Why the specific application to install scripts? Doesn't your argument apply to software in general?

(I have my own answer to this but I'd like to hear yours first!)

petekoomen 3 hours ago | parent [-]

It does, and possibly this launch is a little window into the future!

Install scripts are a simple example that current generation LLMs are more than capable of executing correctly with a reasonably descriptive prompt.

More generally, though, there's something fascinating about the idea that the way you describe a program can _be_ the program that tbh I haven't fully wrapped my head around, but it's not crazy to think that in time more and more software will be exchanged by passing prompts around rather than compiled code.

4b11b4 2 hours ago | parent | next [-]

> "the way you describe a program _can_ be the program"

One follow-up thought I had was... It may actually be... more difficult(?) to go from a program to a great description

dang an hour ago | parent [-]

That's a chance to plump Peter Naur's classic "Programming as Theory Building"!

https://hn.algolia.com/?dateRange=all&page=0&prefix=true&que...

https://hn.algolia.com/?dateRange=all&page=0&prefix=true&que...

What Naur meant by "theory" was the mental model of the original programmers who understood why they wrote it that way. He argued the real program was is theory, not the code. The translation of the theory into code is lossy: you can't reconstruct the former from the latter.

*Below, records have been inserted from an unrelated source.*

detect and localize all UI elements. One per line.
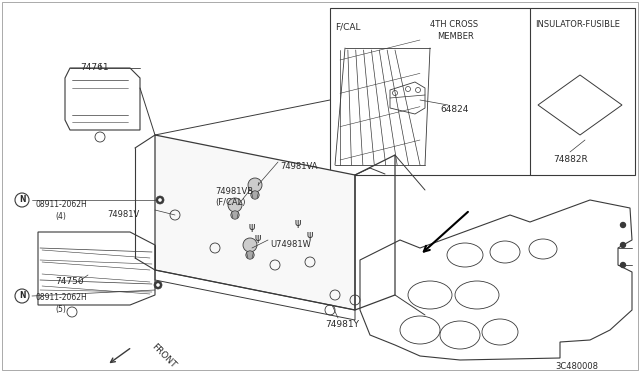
Text: F/CAL: F/CAL xyxy=(335,22,360,31)
Text: 74981VB: 74981VB xyxy=(215,187,253,196)
Text: MEMBER: MEMBER xyxy=(437,32,474,41)
Text: ψ: ψ xyxy=(307,230,313,240)
Text: 08911-2062H: 08911-2062H xyxy=(35,200,87,209)
Text: ψ: ψ xyxy=(295,218,301,228)
Text: (5): (5) xyxy=(55,305,66,314)
Text: 74882R: 74882R xyxy=(553,155,588,164)
Circle shape xyxy=(154,281,162,289)
Text: 74750: 74750 xyxy=(55,277,84,286)
Bar xyxy=(330,8,635,175)
Text: 74981VA: 74981VA xyxy=(280,162,317,171)
Text: (F/CAL): (F/CAL) xyxy=(215,198,246,207)
Text: (4): (4) xyxy=(55,212,66,221)
Circle shape xyxy=(231,211,239,219)
Text: INSULATOR-FUSIBLE: INSULATOR-FUSIBLE xyxy=(535,20,620,29)
Circle shape xyxy=(158,198,162,202)
Text: 4TH CROSS: 4TH CROSS xyxy=(430,20,478,29)
Text: ψ: ψ xyxy=(249,222,255,232)
Text: 64824: 64824 xyxy=(440,105,468,114)
Circle shape xyxy=(228,198,242,212)
Text: 3C480008: 3C480008 xyxy=(555,362,598,371)
Text: 74981Y: 74981Y xyxy=(325,320,359,329)
Text: N: N xyxy=(19,196,25,205)
Circle shape xyxy=(156,283,160,287)
Circle shape xyxy=(243,238,257,252)
Circle shape xyxy=(621,243,625,247)
Text: ψ: ψ xyxy=(255,233,261,243)
Text: 74981V: 74981V xyxy=(107,210,140,219)
Text: 08911-2062H: 08911-2062H xyxy=(35,293,87,302)
Circle shape xyxy=(621,263,625,267)
Circle shape xyxy=(248,178,262,192)
Polygon shape xyxy=(155,135,355,310)
Circle shape xyxy=(251,191,259,199)
Text: FRONT: FRONT xyxy=(150,342,178,370)
Text: N: N xyxy=(19,292,25,301)
Circle shape xyxy=(156,196,164,204)
Circle shape xyxy=(621,222,625,228)
Text: 74761: 74761 xyxy=(80,63,109,72)
Circle shape xyxy=(246,251,254,259)
Text: U74981W: U74981W xyxy=(270,240,311,249)
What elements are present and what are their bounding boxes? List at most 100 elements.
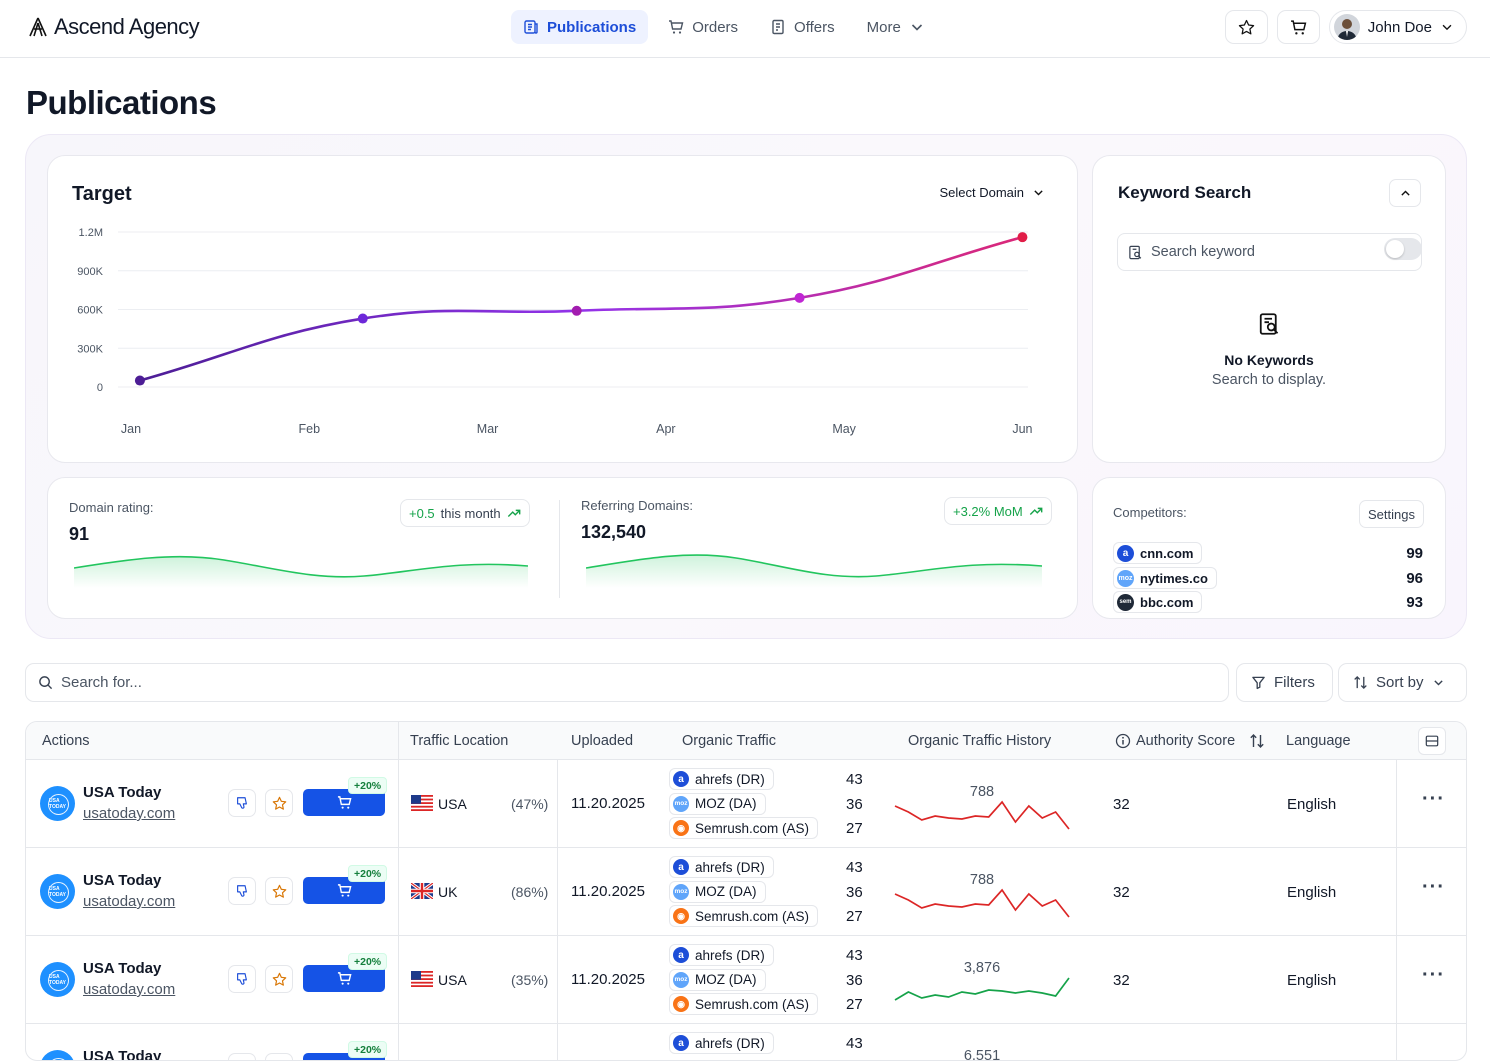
moz-icon: moz [673, 884, 689, 900]
x-tick-label: Jun [1012, 422, 1032, 436]
thumbs-down-icon [235, 972, 249, 986]
cart-icon [337, 795, 352, 810]
traffic-share: (47%) [511, 796, 548, 812]
cart-icon [337, 883, 352, 898]
data-point [572, 306, 582, 316]
top-actions: John Doe [1225, 10, 1467, 44]
document-search-icon [1128, 245, 1143, 260]
data-point [795, 293, 805, 303]
row-more-menu-button[interactable]: ··· [1422, 964, 1445, 987]
organic-metric-value: 36 [846, 884, 863, 901]
dislike-button[interactable] [228, 877, 256, 905]
authority-score: 32 [1113, 796, 1130, 813]
traffic-share: (86%) [511, 884, 548, 900]
sort-icon[interactable] [1249, 733, 1265, 753]
competitors-card: Competitors: Settings a cnn.com 99 moz n… [1092, 477, 1446, 619]
keyword-search-input[interactable]: Search keyword [1117, 233, 1422, 271]
flag-uk-icon [411, 883, 433, 899]
referring-domains-value: 132,540 [581, 522, 693, 543]
star-icon [272, 972, 287, 987]
x-tick-label: Feb [299, 422, 321, 436]
column-language: Language [1286, 733, 1351, 749]
domain-rating-value: 91 [69, 524, 154, 545]
favorite-button[interactable] [265, 1053, 293, 1061]
app-logo[interactable]: Ascend Agency [28, 14, 199, 40]
page-title: Publications [26, 84, 216, 122]
nav-more[interactable]: More [855, 10, 937, 44]
data-point [358, 314, 368, 324]
publication-url[interactable]: usatoday.com [83, 805, 175, 822]
sort-icon [1353, 675, 1368, 690]
column-organic-traffic: Organic Traffic [682, 733, 776, 749]
sort-by-button[interactable]: Sort by [1338, 663, 1467, 702]
collapse-button[interactable] [1389, 179, 1421, 207]
thumbs-down-icon [235, 796, 249, 810]
publications-icon [523, 19, 539, 35]
logo-icon [28, 17, 48, 37]
info-icon [1115, 733, 1131, 753]
columns-toggle-button[interactable] [1418, 727, 1446, 755]
publication-name[interactable]: USA Today [83, 872, 161, 889]
publication-url[interactable]: usatoday.com [83, 981, 175, 998]
cart-button[interactable] [1277, 10, 1320, 44]
traffic-share: (35%) [511, 972, 548, 988]
publication-name[interactable]: USA Today [83, 784, 161, 801]
discount-badge: +20% [348, 865, 387, 882]
favorites-button[interactable] [1225, 10, 1268, 44]
publication-url[interactable]: usatoday.com [83, 893, 175, 910]
organic-metric-value: 27 [846, 908, 863, 925]
filters-button[interactable]: Filters [1236, 663, 1333, 702]
traffic-country: UK [438, 884, 457, 900]
avatar [1334, 14, 1360, 40]
user-menu[interactable]: John Doe [1329, 10, 1467, 44]
favorite-button[interactable] [265, 789, 293, 817]
dislike-button[interactable] [228, 789, 256, 817]
table-search-input[interactable]: Search for... [25, 663, 1229, 702]
domain-rating-block: Domain rating: 91 [69, 500, 154, 545]
organic-metric-value: 43 [846, 947, 863, 964]
organic-metric-badge: ◉Semrush.com (AS) [669, 817, 818, 839]
trend-up-icon [507, 506, 521, 520]
discount-badge: +20% [348, 953, 387, 970]
authority-score: 32 [1113, 972, 1130, 989]
dislike-button[interactable] [228, 1053, 256, 1061]
nav-orders[interactable]: Orders [656, 10, 750, 44]
favorite-button[interactable] [265, 965, 293, 993]
organic-metric-value: 27 [846, 820, 863, 837]
dislike-button[interactable] [228, 965, 256, 993]
publication-name[interactable]: USA Today [83, 1048, 161, 1061]
language: English [1287, 796, 1336, 813]
ahrefs-icon: a [673, 859, 689, 875]
columns-icon [1425, 734, 1439, 748]
competitor-item[interactable]: sem bbc.com [1113, 591, 1202, 613]
referring-domains-label: Referring Domains: [581, 498, 693, 513]
competitor-item[interactable]: a cnn.com [1113, 542, 1202, 564]
row-more-menu-button[interactable]: ··· [1422, 788, 1445, 811]
cart-icon [1290, 19, 1307, 36]
traffic-history-sparkline [894, 798, 1070, 832]
ahrefs-icon: a [1117, 545, 1134, 562]
favorite-button[interactable] [265, 877, 293, 905]
competitors-settings-button[interactable]: Settings [1359, 500, 1424, 528]
referring-domains-sparkline [586, 548, 1042, 588]
publication-name[interactable]: USA Today [83, 960, 161, 977]
organic-metric-value: 43 [846, 1035, 863, 1052]
nav-publications[interactable]: Publications [511, 10, 648, 44]
stats-divider [559, 500, 560, 598]
competitor-item[interactable]: moz nytimes.co [1113, 567, 1217, 589]
sparkline-path [895, 890, 1069, 917]
organic-metric-badge: ◉Semrush.com (AS) [669, 993, 818, 1015]
column-authority-score[interactable]: Authority Score [1136, 733, 1235, 749]
row-more-menu-button[interactable]: ··· [1422, 876, 1445, 899]
nav-offers[interactable]: Offers [758, 10, 847, 44]
traffic-country: USA [438, 972, 467, 988]
keyword-toggle[interactable] [1384, 238, 1422, 260]
chevron-down-icon [909, 19, 925, 35]
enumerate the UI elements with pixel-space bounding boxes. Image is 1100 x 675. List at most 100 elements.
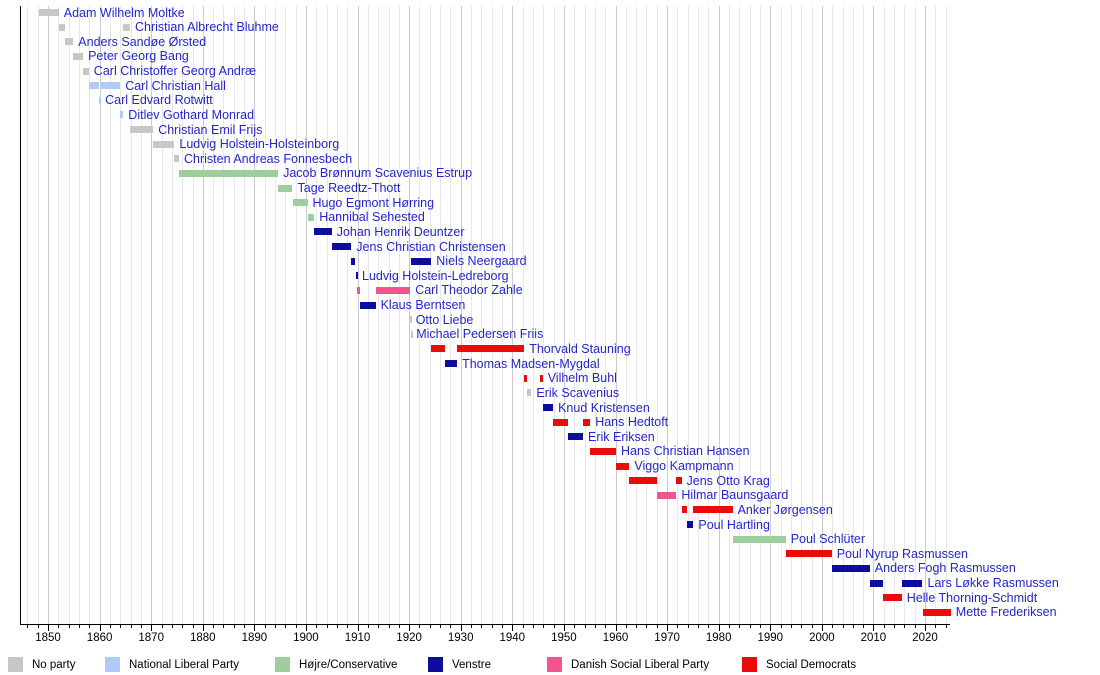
axis-tick-1996 [801,625,803,628]
legend-item-venstre: Venstre [428,657,491,672]
axis-tick-2020 [925,625,926,631]
pm-label[interactable]: Lars Løkke Rasmussen [927,576,1059,590]
term-bar [292,199,308,207]
pm-label[interactable]: Erik Eriksen [588,429,655,444]
axis-tick-1912 [367,625,369,628]
gridline-1920 [409,6,411,624]
legend-label: No party [32,658,76,671]
pm-label[interactable]: Christen Andreas Fonnesbech [184,151,353,166]
pm-label[interactable]: Hans Hedtoft [595,415,669,430]
pm-label[interactable]: Christian Emil Frijs [158,122,263,137]
term-bar [355,272,358,280]
gridline-2006 [852,6,854,624]
term-bar [901,579,923,587]
pm-label[interactable]: Mette Frederiksen [955,605,1057,620]
pm-label[interactable]: Carl Theodor Zahle [415,283,523,298]
gridline-1954 [584,6,586,624]
pm-label[interactable]: Carl Christian Hall [125,78,226,93]
gridline-1948 [553,6,555,624]
pm-label[interactable]: Viggo Kampmann [634,459,734,473]
pm-label[interactable]: Anders Sandøe Ørsted [78,34,207,49]
axis-tick-1952 [574,625,576,628]
pm-label[interactable]: Hilmar Baunsgaard [681,488,789,503]
pm-label[interactable]: Ludvig Holstein-Holsteinborg [179,137,340,152]
pm-label[interactable]: Erik Scavenius [536,385,620,400]
gridline-1988 [759,6,761,624]
gridline-1902 [316,6,318,624]
gridline-1890 [254,6,256,624]
pm-label[interactable]: Poul Nyrup Rasmussen [836,546,968,561]
axis-tick-1976 [698,625,699,628]
term-bar [351,257,356,265]
gridline-1848 [37,6,39,624]
pm-label[interactable]: Jens Otto Krag [686,473,770,488]
axis-tick-label: 1990 [757,632,784,644]
pm-label[interactable]: Christian Albrecht Bluhme [135,20,279,35]
axis-tick-1964 [636,625,638,628]
pm-label[interactable]: Jacob Brønnum Scavenius Estrup [283,166,473,181]
gridline-1964 [636,6,638,624]
pm-label[interactable]: Niels Neergaard [436,254,527,269]
term-bar [410,316,413,324]
axis-tick-1852 [58,625,60,628]
pm-label[interactable]: Johan Henrik Deuntzer [336,224,465,239]
term-bar [314,228,332,236]
gridline-2008 [863,6,865,624]
gridline-1956 [594,6,596,624]
pm-label[interactable]: Anders Fogh Rasmussen [874,561,1016,576]
gridline-1984 [739,6,741,624]
pm-label[interactable]: Jens Christian Christensen [356,239,506,254]
axis-tick-1932 [471,625,472,628]
pm-label[interactable]: Ludvig Holstein-Ledreborg [362,268,509,283]
gridline-1978 [708,6,710,624]
axis-tick-label: 2010 [860,632,887,644]
pm-label[interactable]: Anker Jørgensen [737,502,833,517]
gridline-1934 [481,6,483,624]
gridline-1992 [780,6,782,624]
pm-label[interactable]: Thomas Madsen-Mygdal [462,356,600,371]
pm-label[interactable]: Hans Christian Hansen [621,444,750,459]
gridline-1880 [202,6,204,624]
term-bar [38,9,59,16]
pm-label[interactable]: Poul Hartling [698,517,770,532]
pm-label[interactable]: Peter Georg Bang [88,49,189,64]
legend-label: Venstre [452,658,491,671]
axis-tick-2016 [904,625,906,628]
pm-label[interactable]: Thorvald Stauning [529,341,631,356]
pm-label[interactable]: Ditlev Gothard Monrad [128,107,255,122]
pm-label[interactable]: Michael Pedersen Friis [416,327,544,342]
pm-label[interactable]: Adam Wilhelm Moltke [63,5,185,20]
axis-tick-1890 [254,625,256,631]
axis-tick-label: 2000 [809,632,835,644]
no_party-swatch [8,657,23,672]
term-bar [83,67,89,75]
gridline-1970 [667,6,669,624]
axis-tick-1958 [605,625,607,628]
pm-label[interactable]: Helle Thorning-Schmidt [906,590,1038,605]
axis-tick-2014 [894,625,896,628]
pm-label[interactable]: Carl Christoffer Georg Andræ [93,64,257,78]
axis-tick-1854 [68,625,70,628]
legend-label: Danish Social Liberal Party [571,658,710,671]
pm-label[interactable]: Knud Kristensen [558,400,650,415]
pm-label[interactable]: Klaus Berntsen [380,298,466,313]
term-bar [73,52,84,60]
legend-item-social_democrats: Social Democrats [742,657,856,672]
pm-label[interactable]: Hugo Egmont Hørring [312,195,435,210]
pm-label[interactable]: Carl Edvard Rotwitt [105,93,213,108]
term-bar [278,184,293,192]
term-bar [869,579,883,587]
gridline-1852 [58,6,60,624]
axis-tick-1858 [89,625,91,628]
pm-label[interactable]: Vilhelm Buhl [547,371,617,386]
axis-tick-1934 [481,625,483,628]
axis-tick-1850 [48,625,49,631]
pm-label[interactable]: Hannibal Sehested [319,210,425,225]
term-bar [553,418,569,426]
pm-label[interactable]: Otto Liebe [415,312,474,327]
term-bar [629,477,658,485]
term-bar [882,594,902,602]
pm-label[interactable]: Tage Reedtz-Thott [297,181,401,195]
pm-label[interactable]: Poul Schlüter [790,532,866,547]
axis-tick-1864 [120,625,122,628]
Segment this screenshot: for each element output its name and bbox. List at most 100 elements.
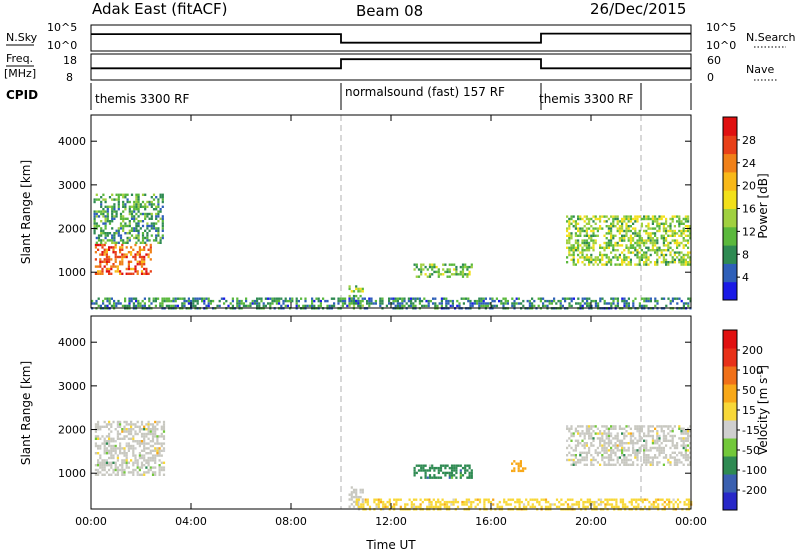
velocity-scatter-cell <box>669 446 672 450</box>
nave-label: Nave <box>746 63 774 76</box>
power-scatter-cell <box>145 270 148 273</box>
velocity-scatter-cell <box>590 444 593 447</box>
power-scatter-cell <box>572 215 575 218</box>
velocity-scatter-cell <box>121 437 124 440</box>
power-scatter-cell <box>665 258 668 261</box>
power-scatter-cell <box>269 297 272 300</box>
velocity-scatter-cell <box>621 427 624 430</box>
power-scatter-cell <box>123 255 126 259</box>
velocity-scatter-cell <box>156 447 159 450</box>
power-scatter-cell <box>498 299 501 303</box>
velocity-scatter-cell <box>594 425 597 428</box>
power-scatter-cell <box>341 302 344 305</box>
power-scatter-cell <box>676 241 679 245</box>
velocity-scatter-cell <box>145 459 148 462</box>
velocity-scatter-cell <box>610 456 613 459</box>
power-scatter-cell <box>174 297 177 300</box>
velocity-scatter-cell <box>577 461 580 464</box>
power-scatter-cell <box>654 263 657 266</box>
velocity-scatter-cell <box>544 498 548 501</box>
velocity-scatter-cell <box>650 503 653 506</box>
velocity-scatter-cell <box>678 425 681 428</box>
power-scatter-cell <box>515 302 518 305</box>
power-scatter-cell <box>482 299 485 303</box>
velocity-scatter-cell <box>136 420 139 424</box>
velocity-scatter-cell <box>108 442 111 445</box>
power-scatter-cell <box>588 246 591 249</box>
power-scatter-cell <box>100 239 103 242</box>
power-scatter-cell <box>470 265 473 269</box>
velocity-scatter-cell <box>579 425 582 428</box>
power-scatter-cell <box>140 248 144 251</box>
power-scatter-cell <box>348 304 351 307</box>
velocity-scatter-cell <box>517 467 520 470</box>
power-scatter-cell <box>586 297 589 300</box>
velocity-scatter-cell <box>637 505 640 509</box>
velocity-scatter-cell <box>635 505 638 509</box>
power-scatter-cell <box>592 229 595 233</box>
velocity-scatter-cell <box>667 458 670 462</box>
power-scatter-cell <box>410 297 413 300</box>
power-scatter-cell <box>130 272 133 275</box>
velocity-scatter-cell <box>492 503 495 506</box>
power-scatter-cell <box>673 239 676 242</box>
power-scatter-cell <box>469 304 472 308</box>
power-scatter-cell <box>111 236 114 240</box>
power-scatter-cell <box>632 237 635 240</box>
power-scatter-cell <box>190 299 193 303</box>
velocity-scatter-cell <box>103 473 106 476</box>
power-scatter-cell <box>654 304 657 308</box>
power-scatter-cell <box>592 239 595 242</box>
velocity-scatter-cell <box>669 463 672 466</box>
velocity-scatter-cell <box>662 425 665 428</box>
velocity-scatter-cell <box>464 469 467 472</box>
velocity-scatter-cell <box>605 425 608 428</box>
velocity-scatter-cell <box>125 466 128 469</box>
power-scatter-cell <box>689 237 692 240</box>
power-scatter-cell <box>271 297 274 300</box>
velocity-scatter-cell <box>428 505 431 509</box>
velocity-scatter-cell <box>158 459 161 462</box>
power-scatter-cell <box>116 267 119 271</box>
power-scatter-cell <box>262 302 265 305</box>
power-scatter-cell <box>108 258 111 261</box>
velocity-scatter-cell <box>614 463 617 466</box>
freq-left-tick-top: 18 <box>63 54 77 67</box>
power-scatter-cell <box>361 290 364 293</box>
power-scatter-cell <box>102 299 105 303</box>
power-scatter-cell <box>128 205 131 208</box>
velocity-scatter-cell <box>614 454 617 457</box>
power-scatter-cell <box>590 253 593 257</box>
velocity-scatter-cell <box>470 469 473 472</box>
velocity-scatter-cell <box>461 500 464 504</box>
velocity-scatter-cell <box>645 439 648 442</box>
power-scatter-cell <box>415 265 418 269</box>
velocity-scatter-cell <box>572 463 575 466</box>
velocity-scatter-cell <box>621 503 625 506</box>
velocity-scatter-cell <box>569 498 572 501</box>
velocity-scatter-cell <box>444 464 447 467</box>
power-scatter-cell <box>618 229 621 233</box>
velocity-scatter-cell <box>439 500 442 504</box>
velocity-scatter-cell <box>154 435 157 438</box>
power-scatter-cell <box>601 227 604 230</box>
velocity-scatter-cell <box>434 500 438 504</box>
power-scatter-cell <box>212 299 215 303</box>
power-scatter-cell <box>192 302 195 305</box>
velocity-scatter-cell <box>119 449 122 452</box>
power-scatter-cell <box>455 270 458 274</box>
velocity-scatter-cell <box>591 500 594 504</box>
power-scatter-cell <box>431 273 434 276</box>
velocity-scatter-cell <box>162 430 166 433</box>
power-scatter-cell <box>610 261 613 264</box>
velocity-scatter-cell <box>529 505 532 509</box>
power-scatter-cell <box>665 244 668 247</box>
power-scatter-cell <box>678 222 681 225</box>
power-scatter-cell <box>133 203 136 206</box>
power-scatter-cell <box>680 251 683 254</box>
power-scatter-cell <box>140 270 144 273</box>
velocity-scatter-cell <box>623 454 626 457</box>
power-scatter-cell <box>616 299 619 303</box>
power-scatter-cell <box>568 302 571 305</box>
cpid-segment-2: normalsound (fast) 157 RF <box>345 85 505 99</box>
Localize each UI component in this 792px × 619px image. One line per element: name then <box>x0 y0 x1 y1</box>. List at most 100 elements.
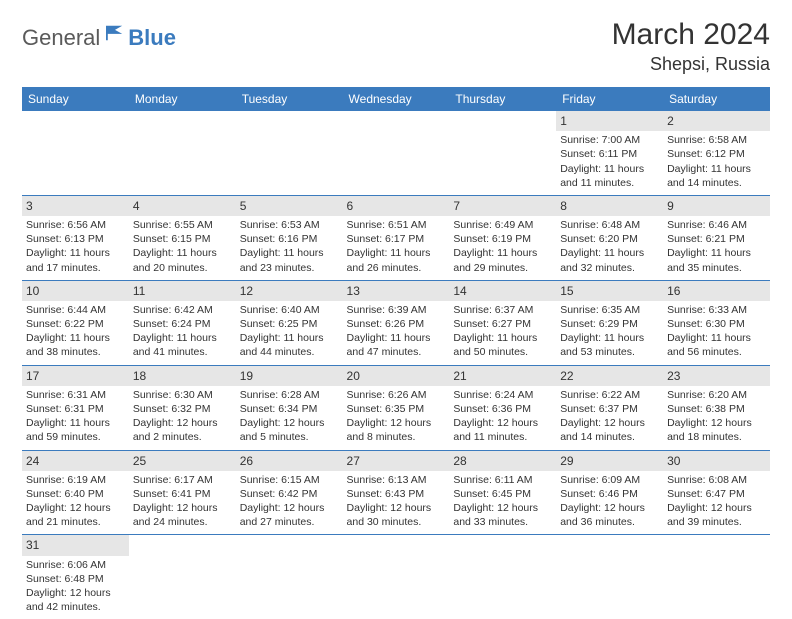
cell-sunset: Sunset: 6:48 PM <box>26 572 125 586</box>
weekday-header: Sunday <box>22 87 129 111</box>
cell-daylight1: Daylight: 11 hours <box>240 331 339 345</box>
calendar-cell: . <box>556 535 663 619</box>
cell-sunset: Sunset: 6:37 PM <box>560 402 659 416</box>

Naur said that this explains why software teams don't do as well when they lose access to the original programmers, because they were the only ones with the theory.

If we take "a great description" to mean a writeup of the thinking behind the program, i.e. the theory, then your comment is in keeping with Naur: you can go one way (theory to code) but not the other (code to theory).

The big question is whether/how LLMs might change this equation.

blast 3 hours ago | parent | prev [-]

That's basically what I was thinking too: installation is a constrained domain with tons of previous examples to train on, so current agents should be pretty good at it.

smaudet 4 hours ago | parent | prev [-]

> This install script is hundreds of lines long

Any script can be shortened by hiding commands in other commands.

LLMs run parameters in the billions.

Lines of code, as usual, is an incredibly poor metric to go by here.

petekoomen 4 hours ago | parent [-]

My point is not that LLMs are inherently trustworthy. It is that a prompt can make the intentions of the programmer clear in a way that is difficult to do with code because code is hard to read, especially in large volumes.